Os debatedores reconhecem o quanto o direito de família é um tema delicado e exige maior sensibilidade e atenção. “É mesmo um campo espinhoso, afinal lida com a intimidade e questões bem profundas. A família é algo que está entranhado na gente, que mexe com a nossa estrutura. Precisamos priorizar no trato destas questões, o lado emocional, atendemos pessoas devastadas, que por vezes falta lucidez, avalia Roberta. Em concordância, Jefferson ressalta os desafios. “Relações de famílias sempre trazem muito calor, vigor, conflitos por conta de desgastes. É preciso ter paciência e disposição para ouvir. Não é incomum atendermos pessoas que só querem desabafar, precisando apenas de uma palavra mais acolhedora, com demandas sem nenhuma irregularidade jurídica, querendo ajuda para refletir e tomar melhores decisões”.
Instituição de vanguarda – Roberta Quaranta destaca que o tema já faz parte da rotina de atendimentos da Defensoria antes mesmo de a multiparentalidade ser reconhecida pelo Supremo Tribunal Federal (STF). “ Neste em específico, teve a questão da criança escrever a cartinha para a juíza, expressando o seu desejo e mesmo a juíza sem poder agir diretamente, teve a sensibilidade de encaminhar à defensoria. Mas, é uma realidade comum, inclusive desde 2011, quando o supremo passou a reconhecer as uniões estáveis entre pessoas do mesmo sexo e logo depois o casamento. Vários casais já vinham fazendo processos de adoção, portanto, na via transversa já vinha acontecendo”, revelou Roberta Quaranta.

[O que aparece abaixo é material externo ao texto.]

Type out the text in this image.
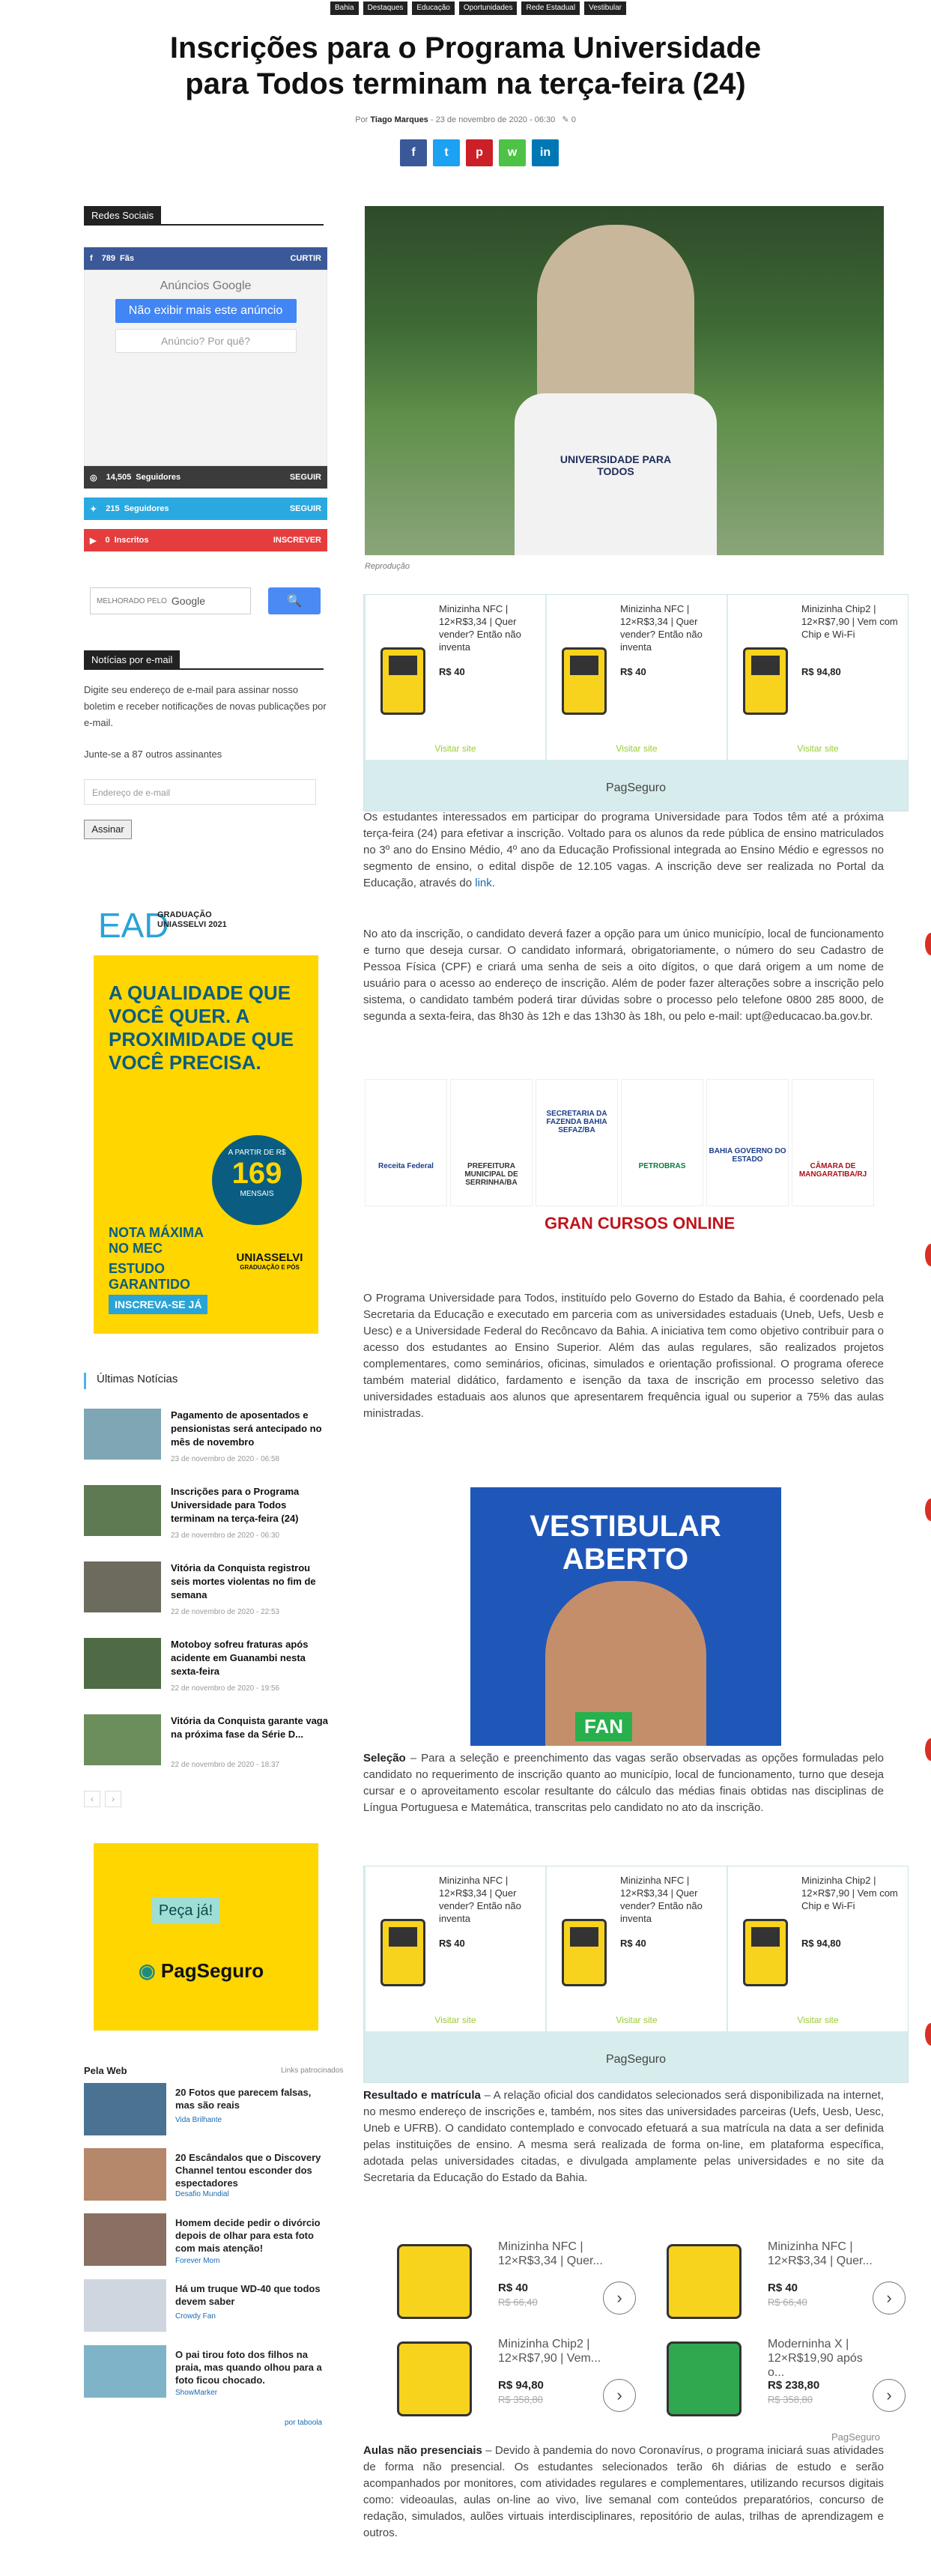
Bahia	Destaques	Educação	Oportunidades	Rede Estadual	Vestibular
Inscrições para o Programa Universidade
para Todos terminam na terça-feira (24)
Por Tiago Marques - 23 de novembro de 2020 - 06:30 ✎ 0
f	t	p	w	in
Redes Sociais
f 789 Fãs	CURTIR
Anúncios Google
Não exibir mais este anúncio
Anúncio? Por quê?
◎ 14,505 Seguidores	SEGUIR
✦ 215 Seguidores	SEGUIR
▶ 0 Inscritos	INSCREVER
MELHORADO PELO Google	🔍
Notícias por e-mail
Digite seu endereço de e-mail para assinar nosso boletim e receber notificações de novas publicações por e-mail.
Junte-se a 87 outros assinantes
Endereço de e-mail
Assinar
EAD
GRADUAÇÃO UNIASSELVI 2021
A QUALIDADE QUE VOCÊ QUER. A PROXIMIDADE QUE VOCÊ PRECISA.
A PARTIR DE R$
169
MENSAIS
NOTA MÁXIMA
NO MEC
ESTUDO GARANTIDO
UNIASSELVI
GRADUAÇÃO E PÓS
INSCREVA-SE JÁ
Últimas Notícias
Pagamento de aposentados e pensionistas será antecipado no mês de novembro
23 de novembro de 2020 - 06:58
Inscrições para o Programa Universidade para Todos terminam na terça-feira (24)
23 de novembro de 2020 - 06:30
Vitória da Conquista registrou seis mortes violentas no fim de semana
22 de novembro de 2020 - 22:53
Motoboy sofreu fraturas após acidente em Guanambi nesta sexta-feira
22 de novembro de 2020 - 19:56
Vitória da Conquista garante vaga na próxima fase da Série D...
22 de novembro de 2020 - 18:37
‹	›
Peça já!
◉ PagSeguro
Pela Web	Links patrocinados
20 Fotos que parecem falsas, mas são reais
Vida Brilhante
20 Escândalos que o Discovery Channel tentou esconder dos espectadores
Desafio Mundial
Homem decide pedir o divórcio depois de olhar para esta foto com mais atenção!
Forever Mom
Há um truque WD-40 que todos devem saber
Crowdy Fan
O pai tirou foto dos filhos na praia, mas quando olhou para a foto ficou chocado.
ShowMarker
por taboola
UNIVERSIDADE PARA TODOS
Reprodução
Minizinha NFC | 12×R$3,34 | Quer vender? Então não inventa
R$ 40
Visitar site
Minizinha NFC | 12×R$3,34 | Quer vender? Então não inventa
R$ 40
Visitar site
Minizinha Chip2 | 12×R$7,90 | Vem com Chip e Wi-Fi
R$ 94,80
Visitar site
PagSeguro
Os estudantes interessados em participar do programa Universidade para Todos têm até a próxima terça-feira (24) para efetivar a inscrição. Voltado para os alunos da rede pública de ensino matriculados no 3º ano do Ensino Médio, 4º ano da Educação Profissional integrada ao Ensino Médio e egressos no segmento de ensino, o edital dispõe de 12.105 vagas. A inscrição deve ser realizada no Portal da Educação, através do link.
No ato da inscrição, o candidato deverá fazer a opção para um único município, local de funcionamento e turno que deseja cursar. O candidato informará, obrigatoriamente, o número do seu Cadastro de Pessoa Física (CPF) e criará uma senha de seis a oito dígitos, o que dará origem a um nome de usuário para o acesso ao endereço de inscrição. Além de poder fazer alterações sobre a inscrição pelo sistema, o candidato também poderá tirar dúvidas sobre o processo pelo telefone 0800 285 8000, de segunda a sexta-feira, das 8h30 às 12h e das 13h30 às 18h, ou pelo e-mail: upt@educacao.ba.gov.br.
Receita Federal	PREFEITURA MUNICIPAL DE SERRINHA/BA
SECRETARIA DA FAZENDA BAHIA SEFAZ/BA
PETROBRAS
BAHIA GOVERNO DO ESTADO
CÂMARA DE MANGARATIBA/RJ
GRAN CURSOS ONLINE
O Programa Universidade para Todos, instituído pelo Governo do Estado da Bahia, é coordenado pela Secretaria da Educação e executado em parceria com as universidades estaduais (Uneb, Uefs, Uesb e Uesc) e a Universidade Federal do Recôncavo da Bahia. A iniciativa tem como objetivo contribuir para o acesso dos estudantes ao Ensino Superior. Além das aulas regulares, são realizados projetos complementares, como seminários, oficinas, simulados e orientação profissional. O programa oferece também material didático, fardamento e isenção da taxa de inscrição em processo seletivo das universidades estaduais aos alunos que apresentarem frequência igual ou superior a 75% das aulas ministradas.
VESTIBULAR ABERTO
FAN
Seleção – Para a seleção e preenchimento das vagas serão observadas as opções formuladas pelo candidato no requerimento de inscrição quanto ao município, local de funcionamento, turno que deseja cursar e o aproveitamento escolar resultante do cálculo das médias finais obtidas nas disciplinas de Língua Portuguesa e Matemática, transcritas pelo candidato no ato da inscrição.
Minizinha NFC | 12×R$3,34 | Quer vender? Então não inventa
R$ 40
Visitar site
Minizinha NFC | 12×R$3,34 | Quer vender? Então não inventa
R$ 40
Visitar site
Minizinha Chip2 | 12×R$7,90 | Vem com Chip e Wi-Fi
R$ 94,80
Visitar site
PagSeguro
Resultado e matrícula – A relação oficial dos candidatos selecionados será disponibilizada na internet, no mesmo endereço de inscrições e, também, nos sites das universidades parceiras (Uefs, Uesb, Uesc, Uneb e UFRB). O candidato contemplado e convocado efetuará a sua matrícula na data a ser definida pelas instituições de ensino. A mesma será realizada de forma on-line, em plataforma específica, adotada pelas universidades citadas, e divulgada amplamente pelas universidades e no site da Secretaria da Educação do Estado da Bahia.
Minizinha NFC | 12×R$3,34 | Quer...
R$ 40
R$ 66,40	›
Minizinha NFC | 12×R$3,34 | Quer...
R$ 40
R$ 66,40	›
Minizinha Chip2 | 12×R$7,90 | Vem...
R$ 94,80
R$ 358,80	›
Moderninha X | 12×R$19,90 após o...
R$ 238,80
R$ 358,80	›
PagSeguro
Aulas não presenciais – Devido à pandemia do novo Coronavírus, o programa iniciará suas atividades de forma não presencial. Os estudantes selecionados terão 6h diárias de estudo e serão acompanhados por monitores, com atividades regulares e complementares, utilizando recursos digitais como: videoaulas, aulas on-line ao vivo, live semanal com conteúdos preparatórios, concurso de redação, simulados, aulões virtuais interdisciplinares, repositório de aulas, trilhas de aprendizagem e outros.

As transformações na família estão cada vez mais dinâmicas e complexas, em virtude disto a defensora pública fala sobre as lacunas que desenham o direito de família, como a desbiologização da paternidade. “O fato é que o direito se depara com essas perguntas e não temos respostas imediatas, porque a família é uma construção constante, não é uma receita de bolo pronta, e você só aquilo estaríamos engessados. O afeto hoje tem valor jurídico e a família é uma construção social que vai além do laço sanguíneo”, disse.
Em ações como esta, pode haver dúvidas sobre como ficaria a situação em uma questão de discordância por parte do pai/mãe biológicos. Os defensores explicam que os mesmos tomarão conhecimento da ação, mas como no processo de adoção de maior, a opinião não superaria o vínculo socioafetivo, já que é algo que existe no mundo dos fatos e que a inclusão do nome irá apenas declarar juridicamente uma relação que já existe. Será necessário apenas que fique provado todos os provimentos exigidos na ação.
As demandas do direito de família trazem um contexto emocional que ocasiona desdobramentos diferenciados. “O afeto é como mola propulsora no direito de família. Temos que compreender que as relações de afeto são a base das relações familiares. Em um dos meus atendimentos, o pai afetivo estava tendo resistência daqueles que seriam avós da criança. Chamei os dois e expliquei que do mesmo jeito que os avós não escolhem os netos biológicos, não lhes era conferido o direito de poder escolher o vínculo socioafetivo. Então, eu disse: “se seu filho ama tanto essa criança, se deem essa chance também”. Filho é um substantivo que não cabe adjetivo. Filho biológico, socioafetivo, hoje podemos ter esse olhar acolhedor e elastecer o espectro familiar”.